Wir aufgeklärten Mitteleuropäer grinsen natürlich, wenn wir solche Anekdoten hören. Wo wir doch über derlei finsteren Aberglauben turmhoch erhaben sind.

Ach ja?

„Was haben Harvardpräsident Larry Summers, der Taliban John Walker, die Verantwortlichen bei Delta Airlines und die Herausgeber der New York Times mit Frauen vom Stamm der Yanomamo im Dschungel des Amanzonasgebiets gemeinsam?“

So beginnt ein Aufsatz des konservativen amerikanischen Kolumnisten Jack Wheeler, der unter dem Titel „The Secret to the Suicidal Liberal Mind“ die provozierende These vertritt, dem „Liberal Mind“ – zu deutsch: dem Gutmenschentum – liege ein archaischer Glaube an die Macht der Schwarzen Magie zugrunde, der in Gestalt sozialistischer, pazifistischer und kulturrelativistischer Theorien bloß oberflächlich rationalisiert worden sei. Political Correctness sei der Versuch, durch masochistische Selbsterniedrigung den „Bösen Blick“ potenzieller Neider zu vermeiden.

(Die vollständige deutsche Übersetzung von Wheelers Text, von dem ich hier nur Auszüge verwende, ist bei der Acht der Schwerter erschienen und nach dessen Ende von Deep Roots im Counterjihad eingestellt worden; ich empfehle auch die Lektüre der dortigen Kommentare, speziell Nr.5 von Guggelgobbel.)

„(…) Bei den Yanomamo und anderen Stämmen tief in den Regenwäldern des Amozonas, die immer noch den arachaischen Lebensstil der Jäger und Sammler unserer Vorfahren aus der Altsteinzeit pflegen, ist es ein allgemein anerkannter Brauch, dass eine Frau, nachdem sie ein Kind zur Welt gebracht hat, tränenreich verkündet, ihr Kind sei hässlich.

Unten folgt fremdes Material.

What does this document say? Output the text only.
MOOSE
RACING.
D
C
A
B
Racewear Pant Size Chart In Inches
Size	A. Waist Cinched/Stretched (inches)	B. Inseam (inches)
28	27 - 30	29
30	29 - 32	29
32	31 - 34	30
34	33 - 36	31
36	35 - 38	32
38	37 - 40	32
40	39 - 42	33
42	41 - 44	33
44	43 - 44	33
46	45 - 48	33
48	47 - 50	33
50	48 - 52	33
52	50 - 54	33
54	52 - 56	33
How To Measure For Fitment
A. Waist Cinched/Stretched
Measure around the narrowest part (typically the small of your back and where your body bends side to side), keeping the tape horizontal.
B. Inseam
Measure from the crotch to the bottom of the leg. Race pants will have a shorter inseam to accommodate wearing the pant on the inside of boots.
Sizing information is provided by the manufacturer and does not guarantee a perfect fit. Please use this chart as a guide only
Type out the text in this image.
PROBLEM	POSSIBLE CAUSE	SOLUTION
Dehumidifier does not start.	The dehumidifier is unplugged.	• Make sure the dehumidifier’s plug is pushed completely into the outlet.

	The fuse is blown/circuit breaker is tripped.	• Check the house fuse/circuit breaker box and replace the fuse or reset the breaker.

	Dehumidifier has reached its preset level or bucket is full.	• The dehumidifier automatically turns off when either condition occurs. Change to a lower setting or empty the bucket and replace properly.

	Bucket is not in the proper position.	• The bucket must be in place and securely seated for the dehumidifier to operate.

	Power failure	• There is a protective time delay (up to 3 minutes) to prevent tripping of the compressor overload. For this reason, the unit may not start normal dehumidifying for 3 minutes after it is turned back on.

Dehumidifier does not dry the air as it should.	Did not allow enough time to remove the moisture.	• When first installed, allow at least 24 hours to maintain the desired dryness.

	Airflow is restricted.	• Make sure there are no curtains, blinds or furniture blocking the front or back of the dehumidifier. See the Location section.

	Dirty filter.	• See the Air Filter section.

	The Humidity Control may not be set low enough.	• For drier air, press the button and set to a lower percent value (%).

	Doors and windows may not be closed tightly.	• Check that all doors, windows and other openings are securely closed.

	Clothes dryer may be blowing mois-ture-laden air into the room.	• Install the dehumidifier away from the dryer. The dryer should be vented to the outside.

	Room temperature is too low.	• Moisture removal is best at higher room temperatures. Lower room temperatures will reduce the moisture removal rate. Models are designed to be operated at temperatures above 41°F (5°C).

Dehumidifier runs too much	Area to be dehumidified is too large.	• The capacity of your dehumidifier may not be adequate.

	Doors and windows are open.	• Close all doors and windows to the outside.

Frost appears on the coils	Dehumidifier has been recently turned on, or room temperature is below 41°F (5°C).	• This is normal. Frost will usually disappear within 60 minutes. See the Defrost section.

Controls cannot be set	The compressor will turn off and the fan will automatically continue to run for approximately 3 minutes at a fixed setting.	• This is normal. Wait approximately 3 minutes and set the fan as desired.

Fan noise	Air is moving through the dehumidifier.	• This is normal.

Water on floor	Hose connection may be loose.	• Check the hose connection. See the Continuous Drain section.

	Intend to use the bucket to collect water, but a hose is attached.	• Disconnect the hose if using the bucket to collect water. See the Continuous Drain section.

In einer lauten, selbsterniedrigenden Klage, die der ganze Stamm hören kann, fragt sie, warum die Götter sie mit einem so erbärmlich abstoßenden Kind verflucht haben. Sie tut das, um die neidische schwarze Magie des bösen Blicks, des Mal Ojo, zu bannen, die sie und ihre Stammesmitglieder treffen würde, wenn bekannt wäre, dass sie glücklich über ihr wunderschönes Baby ist.

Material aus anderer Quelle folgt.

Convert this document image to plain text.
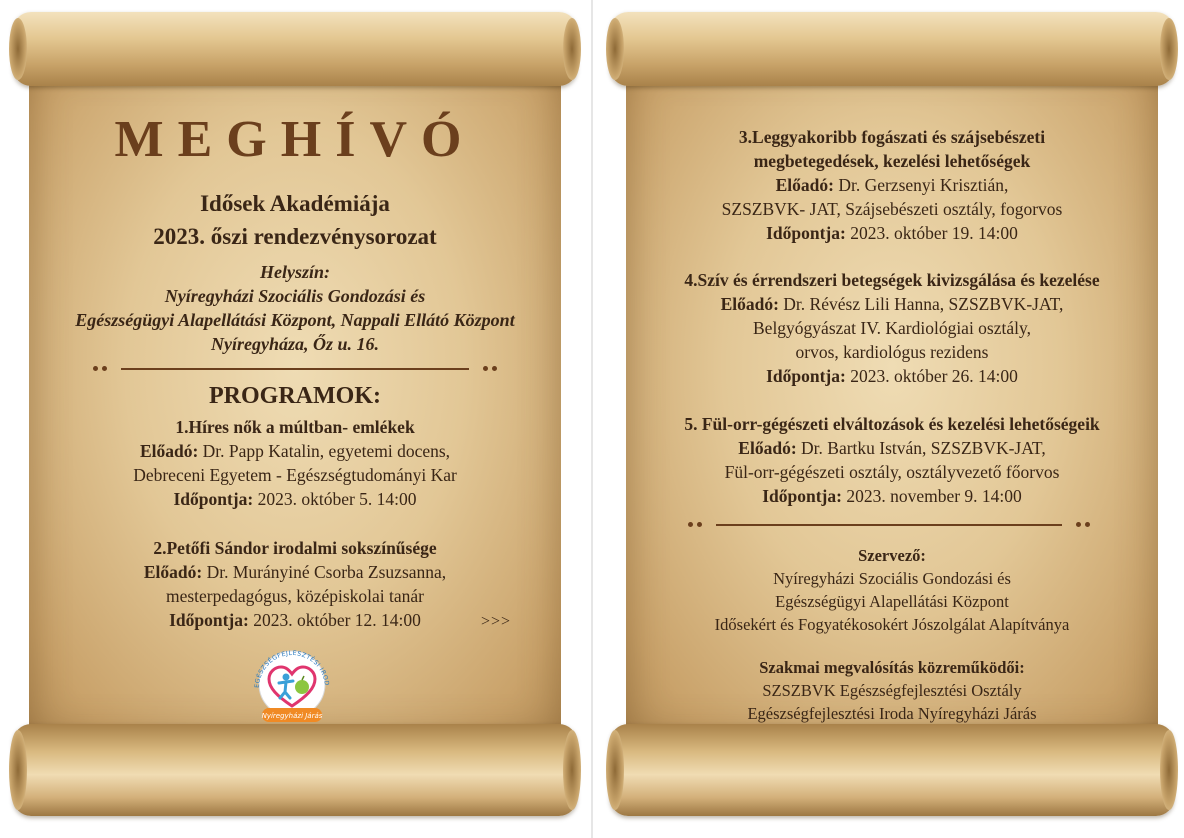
MEGHÍVÓ
Idősek Akadémiája
2023. őszi rendezvénysorozat
Helyszín:
Nyíregyházi Szociális Gondozási és
Egészségügyi Alapellátási Központ, Nappali Ellátó Központ
Nyíregyháza, Őz u. 16.
PROGRAMOK:
1.Híres nők a múltban- emlékek
Előadó: Dr. Papp Katalin, egyetemi docens,
Debreceni Egyetem - Egészségtudományi Kar
Időpontja: 2023. október 5. 14:00
2.Petőfi Sándor irodalmi sokszínűsége
Előadó: Dr. Murányiné Csorba Zsuzsanna,
mesterpedagógus, középiskolai tanár
Időpontja: 2023. október 12. 14:00	>>>
EGÉSZSÉGFEJLESZTÉSI IROD
Nyíregyházi Járás
3.Leggyakoribb fogászati és szájsebészeti
megbetegedések, kezelési lehetőségek
Előadó: Dr. Gerzsenyi Krisztián,
SZSZBVK- JAT, Szájsebészeti osztály, fogorvos
Időpontja: 2023. október 19. 14:00
4.Szív és érrendszeri betegségek kivizsgálása és kezelése
Előadó: Dr. Révész Lili Hanna, SZSZBVK-JAT,
Belgyógyászat IV. Kardiológiai osztály,
orvos, kardiológus rezidens
Időpontja: 2023. október 26. 14:00
5. Fül-orr-gégészeti elváltozások és kezelési lehetőségeik
Előadó: Dr. Bartku István, SZSZBVK-JAT,
Fül-orr-gégészeti osztály, osztályvezető főorvos
Időpontja: 2023. november 9. 14:00
Szervező:
Nyíregyházi Szociális Gondozási és
Egészségügyi Alapellátási Központ
Idősekért és Fogyatékosokért Jószolgálat Alapítványa
Szakmai megvalósítás közreműködői:
SZSZBVK Egészségfejlesztési Osztály
Egészségfejlesztési Iroda Nyíregyházi Járás
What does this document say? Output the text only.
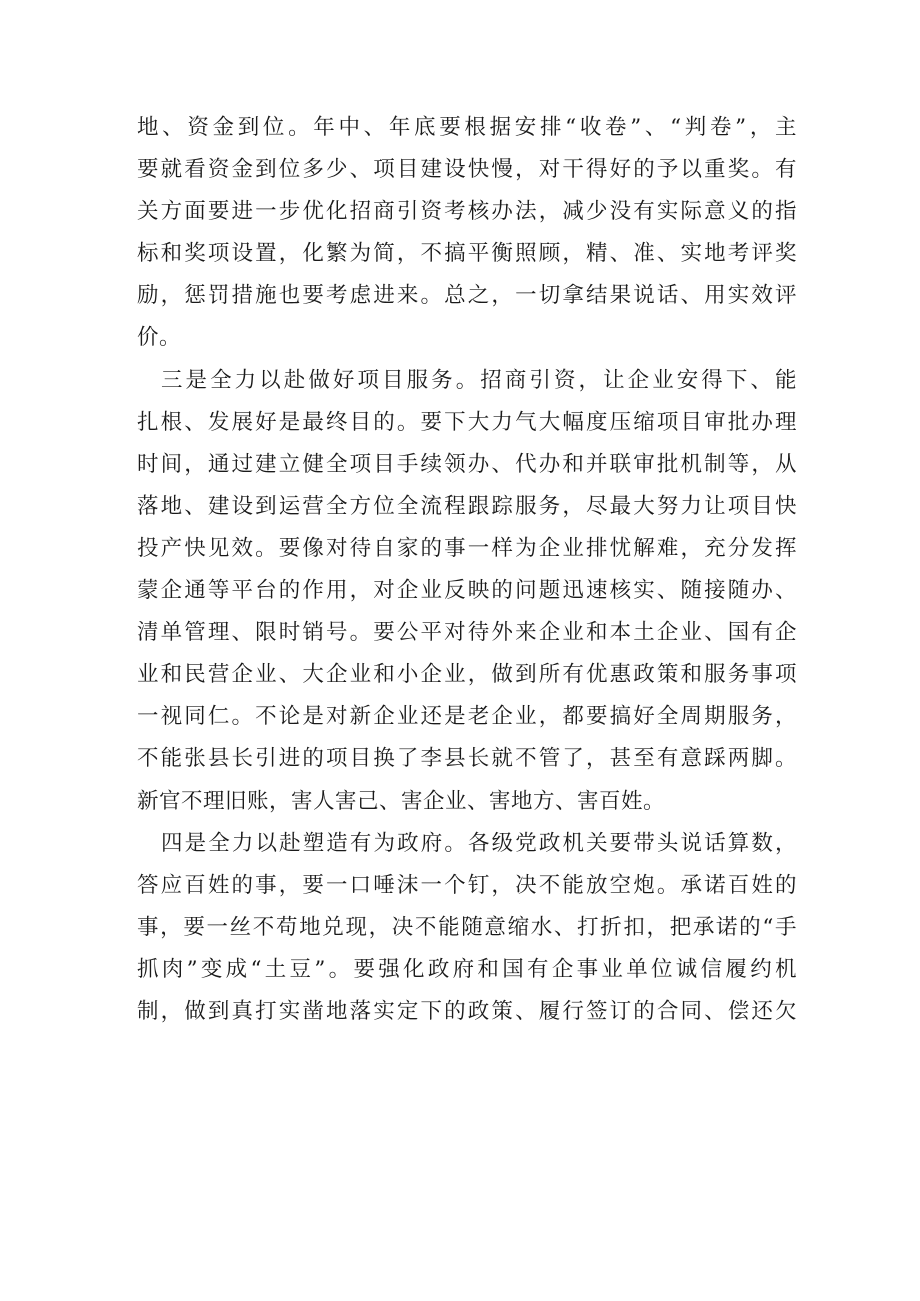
地、资金到位。年中、年底要根据安排“收卷”、“判卷”，主
要就看资金到位多少、项目建设快慢，对干得好的予以重奖。有
关方面要进一步优化招商引资考核办法，减少没有实际意义的指
标和奖项设置，化繁为简，不搞平衡照顾，精、准、实地考评奖
励，惩罚措施也要考虑进来。总之，一切拿结果说话、用实效评
价。
三是全力以赴做好项目服务。招商引资，让企业安得下、能
扎根、发展好是最终目的。要下大力气大幅度压缩项目审批办理
时间，通过建立健全项目手续领办、代办和并联审批机制等，从
落地、建设到运营全方位全流程跟踪服务，尽最大努力让项目快
投产快见效。要像对待自家的事一样为企业排忧解难，充分发挥
蒙企通等平台的作用，对企业反映的问题迅速核实、随接随办、
清单管理、限时销号。要公平对待外来企业和本土企业、国有企
业和民营企业、大企业和小企业，做到所有优惠政策和服务事项
一视同仁。不论是对新企业还是老企业，都要搞好全周期服务，
不能张县长引进的项目换了李县长就不管了，甚至有意踩两脚。
新官不理旧账，害人害己、害企业、害地方、害百姓。
四是全力以赴塑造有为政府。各级党政机关要带头说话算数，
答应百姓的事，要一口唾沫一个钉，决不能放空炮。承诺百姓的
事，要一丝不苟地兑现，决不能随意缩水、打折扣，把承诺的“手
抓肉”变成“土豆”。要强化政府和国有企事业单位诚信履约机
制，做到真打实凿地落实定下的政策、履行签订的合同、偿还欠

Anthropologen beobachten in den meisten primitiven und traditionellen Kulturen, dass ‚jedes Individuum in der ständigen Angst vor der magischen Aggression anderer lebt … es gibt nur eine Erklärung für unvorhersehbare Ereignisse: die neidische schwarze Magie eines anderen Dorfmitglieds.'“

Wobei man hinzufügen möchte, dass der Glaube an die Schwarze Magie ein Spezialfall des offenbar allgemeinmenschlichen Glaubens an die Kraft des Wünschens, in diesem Fall des bösen Wünschens ist:

Nicht wenige Menschen haben Schuldgefühle, wenn sie einen Angehörigen verlieren, mit dem sie jahrzehntelang in Fehde gelebt haben. Sie können sich hundertmal sagen, dass ihre feindseligen Gefühle mit dem Tod des Betreffenden nichts zu tun haben – die Schuldgefühle bleiben trotzdem.

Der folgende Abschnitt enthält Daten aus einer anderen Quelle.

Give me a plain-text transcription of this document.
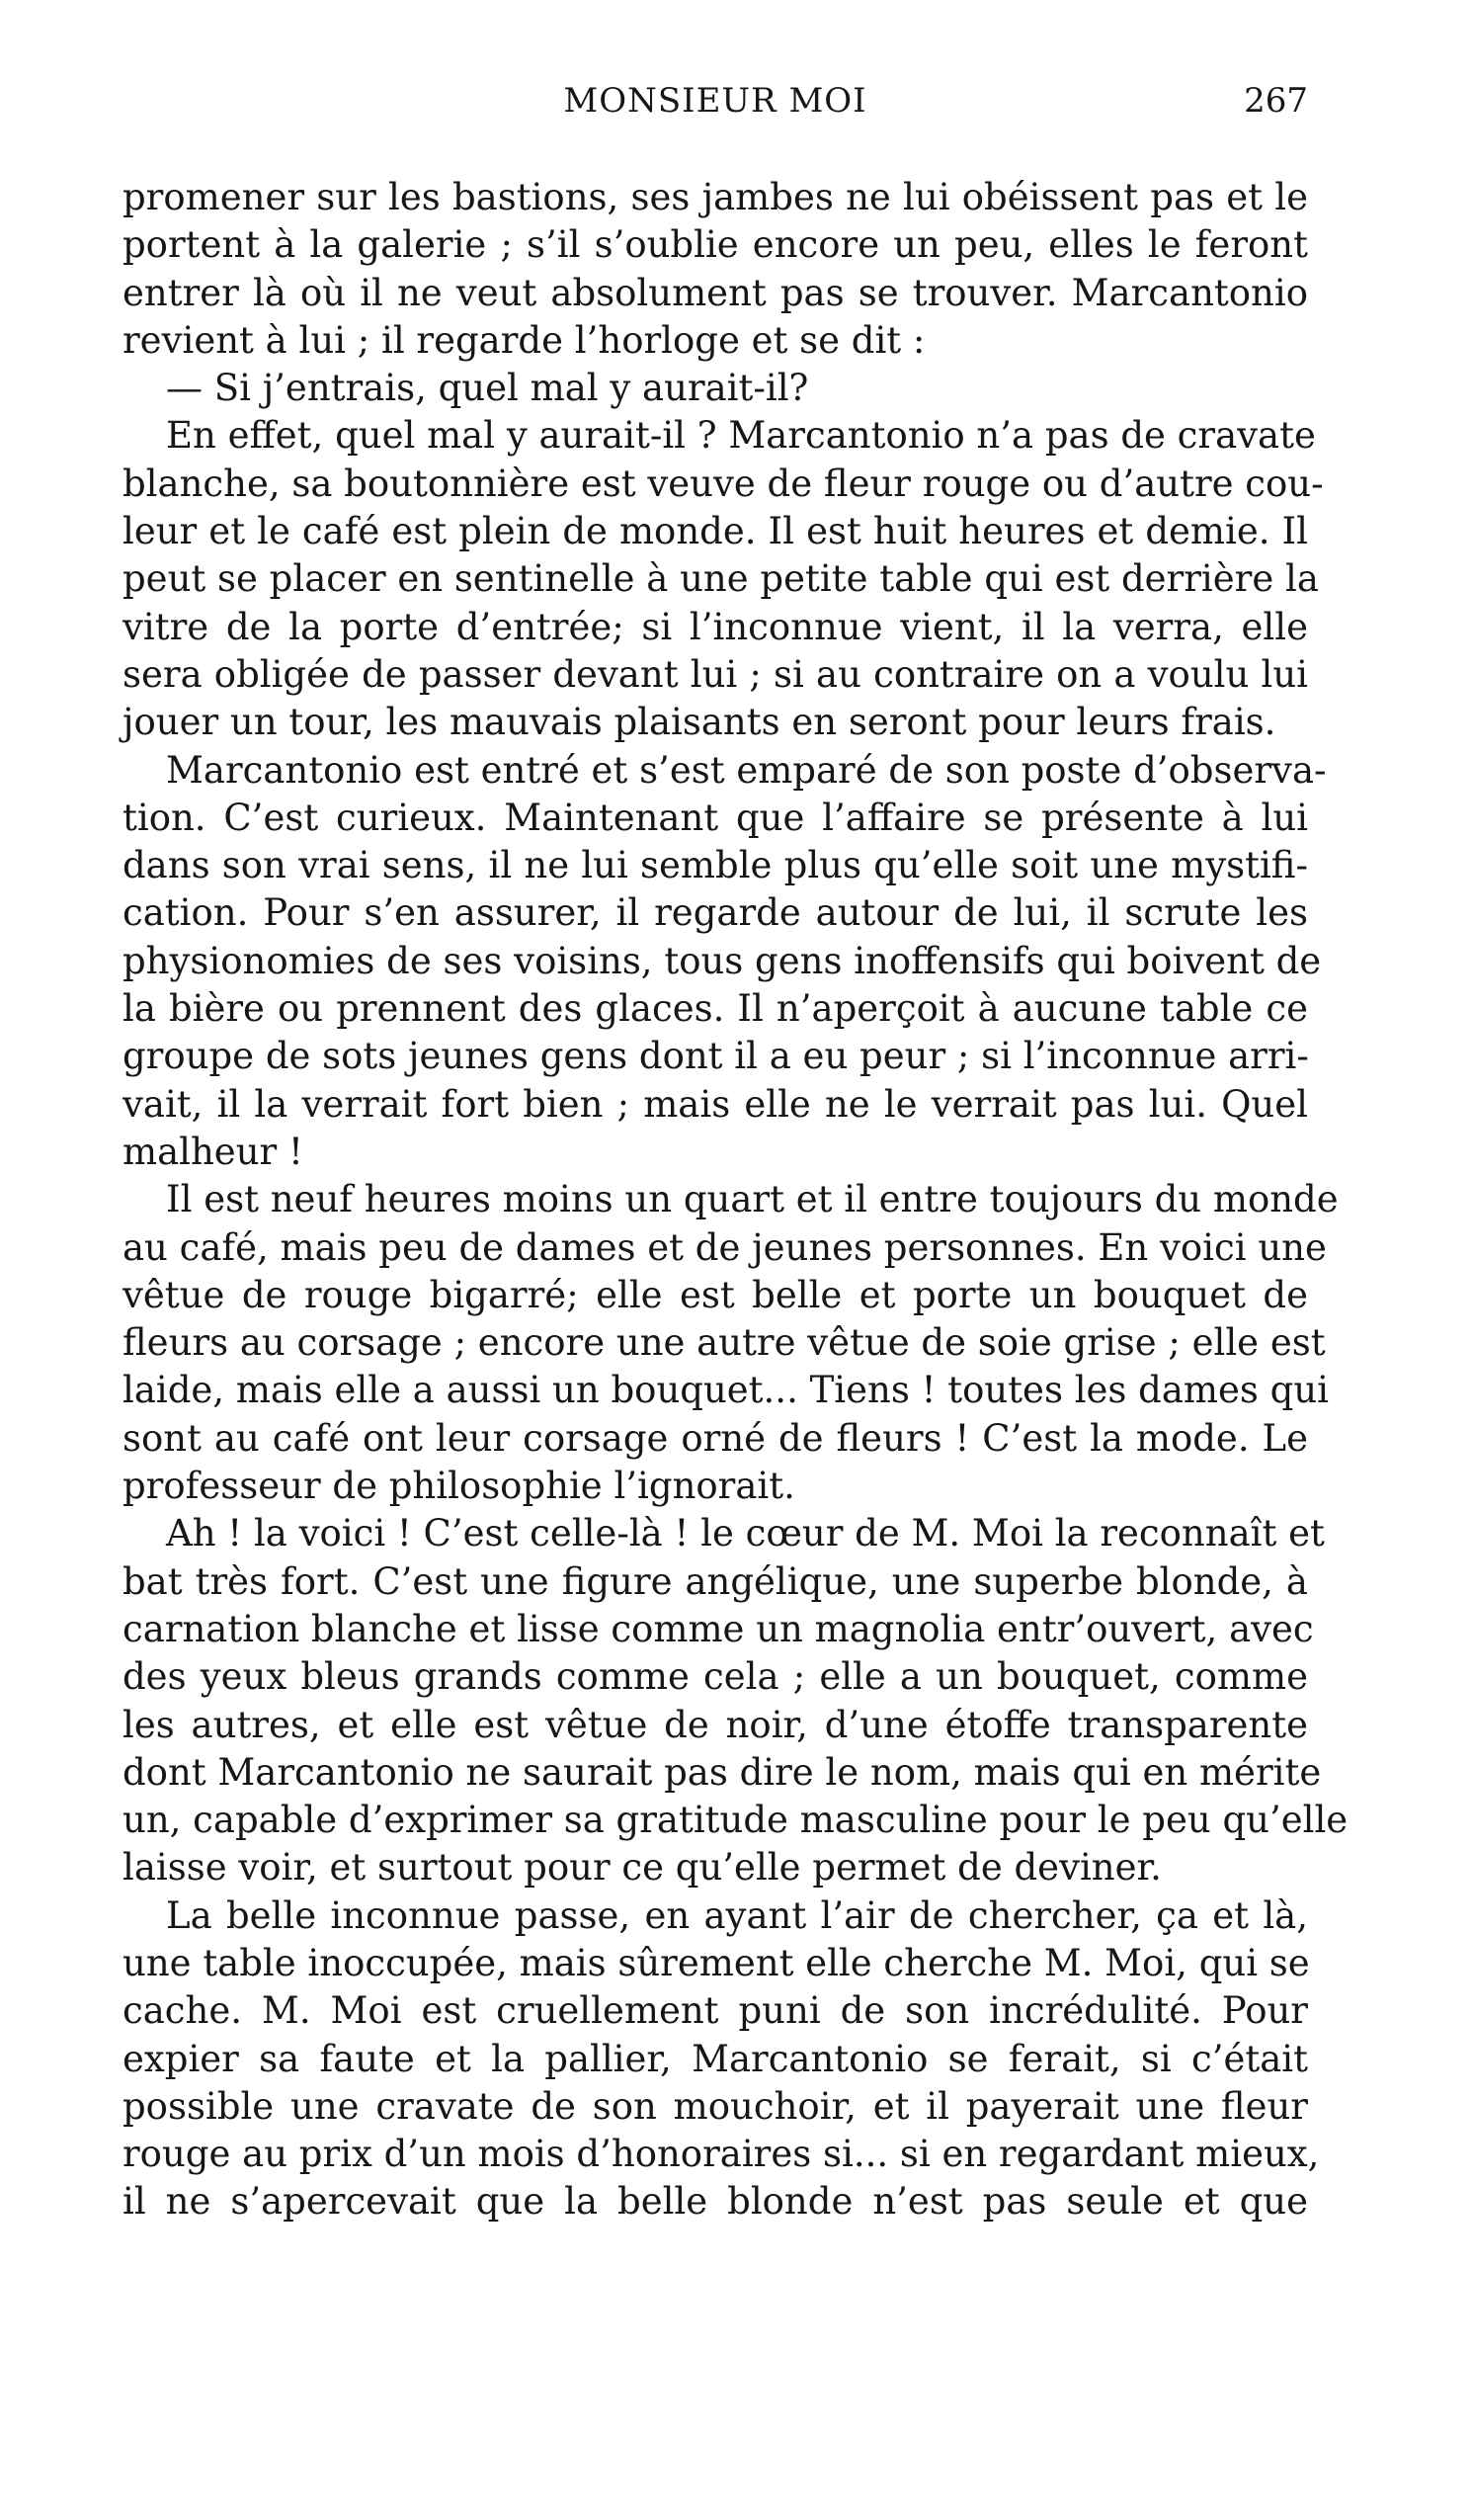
MONSIEUR MOI	267
promener sur les bastions, ses jambes ne lui obéissent pas et le
portent à la galerie ; s’il s’oublie encore un peu, elles le feront
entrer là où il ne veut absolument pas se trouver. Marcantonio
revient à lui ; il regarde l’horloge et se dit :
— Si j’entrais, quel mal y aurait-il?
En effet, quel mal y aurait-il ? Marcantonio n’a pas de cravate
blanche, sa boutonnière est veuve de fleur rouge ou d’autre cou-
leur et le café est plein de monde. Il est huit heures et demie. Il
peut se placer en sentinelle à une petite table qui est derrière la
vitre de la porte d’entrée; si l’inconnue vient, il la verra, elle
sera obligée de passer devant lui ; si au contraire on a voulu lui
jouer un tour, les mauvais plaisants en seront pour leurs frais.
Marcantonio est entré et s’est emparé de son poste d’observa-
tion. C’est curieux. Maintenant que l’affaire se présente à lui
dans son vrai sens, il ne lui semble plus qu’elle soit une mystifi-
cation. Pour s’en assurer, il regarde autour de lui, il scrute les
physionomies de ses voisins, tous gens inoffensifs qui boivent de
la bière ou prennent des glaces. Il n’aperçoit à aucune table ce
groupe de sots jeunes gens dont il a eu peur ; si l’inconnue arri-
vait, il la verrait fort bien ; mais elle ne le verrait pas lui. Quel
malheur !
Il est neuf heures moins un quart et il entre toujours du monde
au café, mais peu de dames et de jeunes personnes. En voici une
vêtue de rouge bigarré; elle est belle et porte un bouquet de
fleurs au corsage ; encore une autre vêtue de soie grise ; elle est
laide, mais elle a aussi un bouquet... Tiens ! toutes les dames qui
sont au café ont leur corsage orné de fleurs ! C’est la mode. Le
professeur de philosophie l’ignorait.
Ah ! la voici ! C’est celle-là ! le cœur de M. Moi la reconnaît et
bat très fort. C’est une figure angélique, une superbe blonde, à
carnation blanche et lisse comme un magnolia entr’ouvert, avec
des yeux bleus grands comme cela ; elle a un bouquet, comme
les autres, et elle est vêtue de noir, d’une étoffe transparente
dont Marcantonio ne saurait pas dire le nom, mais qui en mérite
un, capable d’exprimer sa gratitude masculine pour le peu qu’elle
laisse voir, et surtout pour ce qu’elle permet de deviner.
La belle inconnue passe, en ayant l’air de chercher, ça et là,
une table inoccupée, mais sûrement elle cherche M. Moi, qui se
cache. M. Moi est cruellement puni de son incrédulité. Pour
expier sa faute et la pallier, Marcantonio se ferait, si c’était
possible une cravate de son mouchoir, et il payerait une fleur
rouge au prix d’un mois d’honoraires si... si en regardant mieux,
il ne s’apercevait que la belle blonde n’est pas seule et que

Ich bin Biathlon-Fan, und jedesmal, wenn ein deutscher Biathlet an den Schießstand tritt, versuche ich, seine Kugel ins Ziel zu bringen, in dem ich vor meinem geistigen Auge das Bild einer hochklappenden weißen Scheibe beschwöre. Natürlich glaube ich üüüüüüberhaupt nicht, dass das irgendeinen Effekt haben könnte; esoterischer Kokolores ist mir selbstredend völlig fremd, ich bin schließlich Rationalist – verteufelt nur, dass mein wirkliches Verhalten so gar nicht dazu passt.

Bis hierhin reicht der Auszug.